Yesterday I was thinking about what I have been craving lately so I can enjoy it on the weekend, but I couldn't think of anything that sounded good. I thought about icecream but it didn't sounds appealing. Maybe that's the psychological part working; only really wanting something when I can't have it!
I had more thoughts about all this, but I need to get to bed.
Posted: Fri Apr 14, 2017 7:07 am
by Skycat
Welcome to No S, I look forward to following your check ins.
I'm returning to No S after a while of having drifted away, and the reason I came back is that I was spending too much time thinking 'what should I do about my weight?' and 'how should I be tackling my weight?' on No S I just follow three simple rules and I can clear my brain to think about other things.

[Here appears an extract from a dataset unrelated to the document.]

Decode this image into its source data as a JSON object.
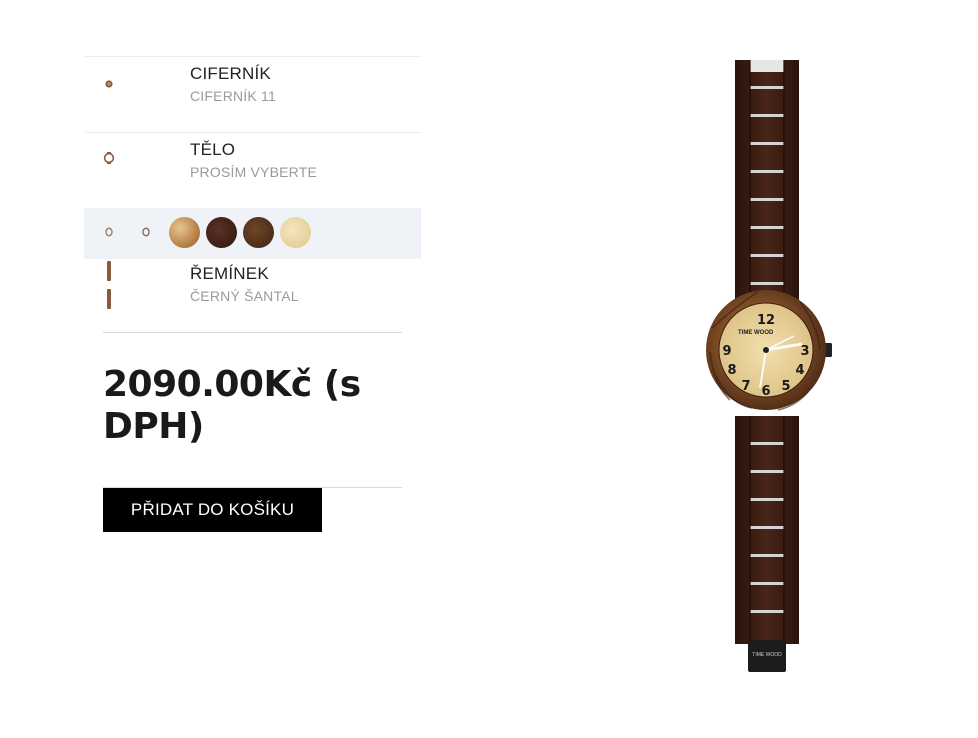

For me, I see a lot of truth in the idea that this way of eating is an old-fashioned way, how people ate before obesity became such a problem. I really see this in particular when I think of my grandmother who never snacked and only ate dessert at weekends.
I also like that this diet doesn't treat carbs as 'bad' when I think back 2 or 3 generations, they ate bread, potatoes, rice. Look at how slim people can be in Japan eating so much rice, or Italy eating so much bread and pasta. I think the manufactured snack food industry is more responsible for weight gain in society.
2nd week in
Posted: Wed Apr 19, 2017 8:34 pm
by Corin6:12
So far every day has been perfect except for one red day on my first weekday.
Easter candy has been calling to me, mostly yesterday, only a little today. I've kept myself busy so I don't feel tempted.
Today it kind of came to me; modifying no s with calorie counting. I don't want to wait until I've gained even more weight before I mod. And in going to start steering towards healthier foods. Not in a dieting way, but just in a wanting to be healthier way. Counting calories never really bugged me, im so used to doing it. Its like 2nd nature.
I've been reading a book called Love to Eat, Hate to Eat, and its helping me with my issues around food and body image.
Yesterday for dinner i had a salad, by choice! That might not seem like a big deal, but salad and other vegetables were only eaten while I was dieting. So I always considered it diet food. But yesterday I felt like I wanted to eat a little healthy. So im making some improvements in thinking about my health instead of weight loss.
Posted: Thu Apr 20, 2017 3:37 pm
by Corin6:12
I gained 4 pounds in less than a week.
Time to mod.
Today is day one of calorie counting.
So far for breakfast im having 420 calories. I think my range is 1200-1500, so I will try and stay around the top end and see if that produces weight loss. If not I will decrease.